More research confirms this. A study conducted by Forrester Research (registration required) on behalf of Oracle, suggests that “the adoption of modern marketing capabilities is lagging,” according to John Ellett writing for Forbes. Callum Adamson writes in an article for Digital Marketing Magazine that this puts marketers between a rock and a hard place. “On one hand, [agencies] face rapidly shrinking profit margins (down to 9% in 2017 from 36% in 2014)," Adamson writes. "On the other, they find themselves with a need to up-skill in emerging channels.”

Data analytics is the most in-demand skill, but few are confident that their teams are keeping up. In another recent study of marketers, 81% sought employees with data management skills and cite a lack of analytics and data science skills as reasons they fail to deliver effectively.

2. Minding The Gap

What, then, is the solution? What marketers need are "T-shaped" skills that offer breadth and depth in the right places, plus accessible technology that can help get the job done. According to the online marketing agency Distilled, “T-shaped individuals can tackle diverse projects with creativity and agility while maintaining high effectiveness because they know enough to implement the knowledge of experts and know when to bring them to the table.”

Some of these so-called “experts” will be machines soon enough — already, automation in marketing has brought new tools to market that can send emails, schedule posts and analyze data. The T-shaped marketers of tomorrow, then, must be technology gurus with a depth of social and emotional intelligence to complement their abilities.

AI can come into the picture when hiring and training aren’t enough, as I believe may already be the case. Brands can explore AI support options like Drift and Conversica to incorporate machine learning into their roles to round out their services.

3. Empowering Citizen Marketing Scientists

Information technology (IT), marketing and data science skills are blending together, and for good reason: all have become essential for modern marketers to do their jobs efficiently. As I mentioned previously, good marketers have human skills like creativity and emotional intelligence alongside well-rounded tech skills. Requiring the latter, though, may seem like a high bar, especially if it means marketers must be full-fledged data scientists and IT professionals on top of their marketing expertise.
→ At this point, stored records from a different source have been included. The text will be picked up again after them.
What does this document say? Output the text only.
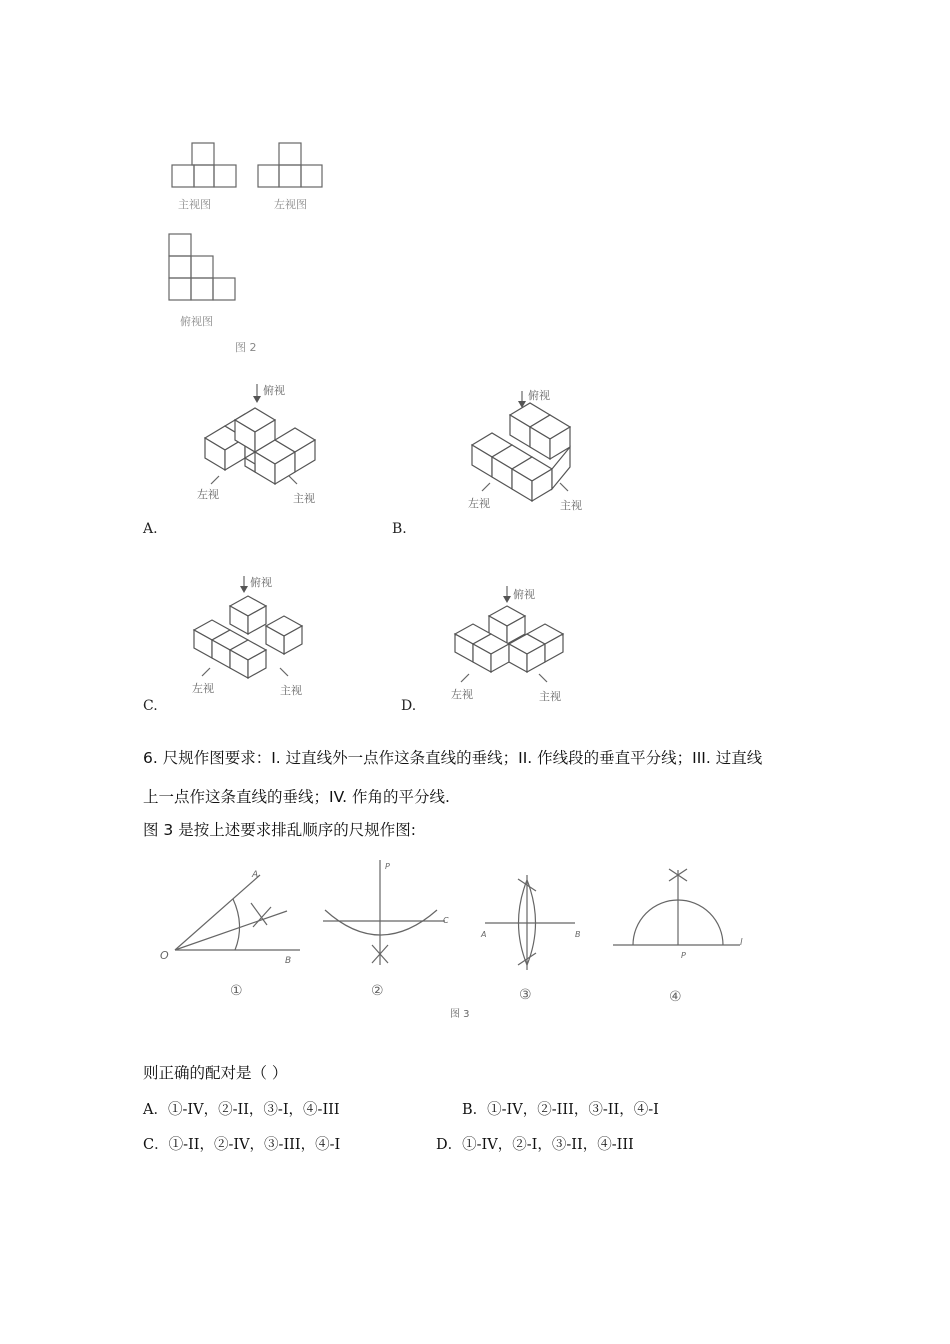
主视图	左视图
俯视图
图 2
俯视
左视	主视
A.
俯视
左视	主视
B.
俯视
左视	主视
C.
俯视
左视	主视
D.
6. 尺规作图要求：I. 过直线外一点作这条直线的垂线；II. 作线段的垂直平分线；III. 过直线
上一点作这条直线的垂线；IV. 作角的平分线.
图 3 是按上述要求排乱顺序的尺规作图:
O
A
B
P
C
A	B
P
l
①	②	③	④
图 3
则正确的配对是（ ）
A．①-IV，②-II，③-I，④-III	B．①-IV，②-III，③-II，④-I
C．①-II，②-IV，③-III，④-I	D．①-IV，②-I，③-II，④-III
The only way for marketers to close the skills gap is to democratize tech skills so that everyone can perform decently. Regarding analytic needs, Big Data consultant Bernard Marr describes one solution as the rise of the “citizen data scientist” in Forbes. “Businesses, particularly larger ones with more mature Big Data analytical operations,” Marr writes, “are finding that it is too important to be left solely in the hands of the data scientists.”

When applied to marketing and AI, this idea could be applied to a “citizen marketing scientist” — in other words, a person who can use and interpret machine learning and AI tools without having the background required to, say, create and program them.
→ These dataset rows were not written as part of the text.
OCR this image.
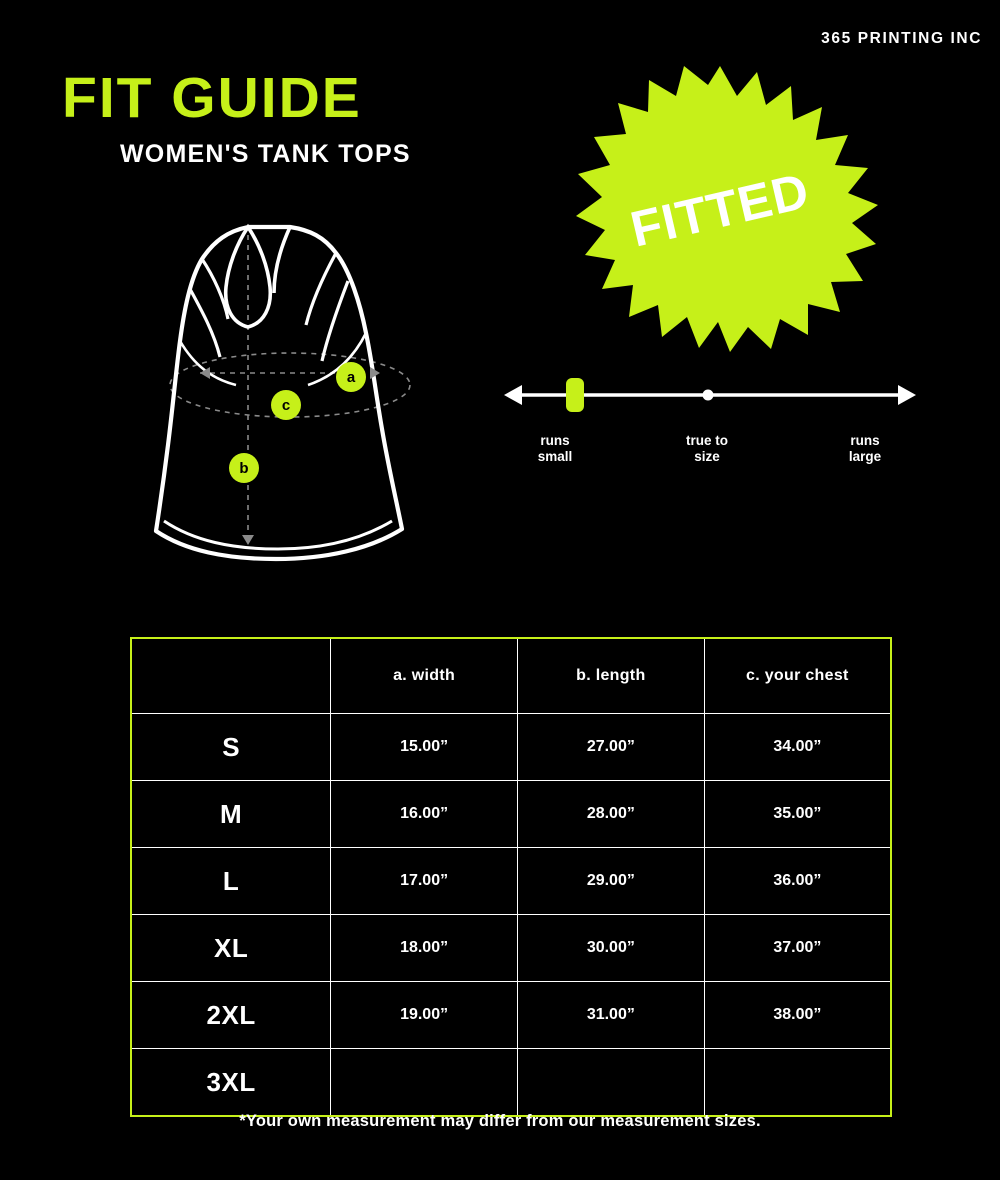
365 PRINTING INC
FIT GUIDE
WOMEN'S TANK TOPS
FITTED
a
c
b
runs
small
true to
size
runs
large
	a. width	b. length	c. your chest
S	15.00”	27.00”	34.00”
M	16.00”	28.00”	35.00”
L	17.00”	29.00”	36.00”
XL	18.00”	30.00”	37.00”
2XL	19.00”	31.00”	38.00”
3XL			
*Your own measurement may differ from our measurement sizes.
AI makes data easier and less time-consuming for people to interpret, allowing for this digital democratization to take place in the marketing field. While technology experts will still be important, making tech tools more accessible and user-friendly will empower workers through talent augmentation.

Get Started Now

Whether investing in AI, hiring or training, marketers need to take the skills gap seriously. The first step is to examine your assets and figure out what you’re missing by auditing your services for deficiencies. Next, troubleshoot solutions and implement what works in order to move the needle forward. Expect that the gap will continue to widen even as you fill in negative space.

If you find it’s too much to keep your team up-to-date, consider outsourcing some skills to specialists on a freelance basis or automating them with AI. The future of marketing will require human-computer cooperation, and there is no time like the present to foster this collaboration.

The skills gap will not close on its own: Smart leaders will need to push constantly to get there or be left on the wrong end of a colossal chasm. As this issue becomes more and more apparent, I have no doubt more AI solutions will materialize to keep marketers at the top of their game, even as the rules of the industry change.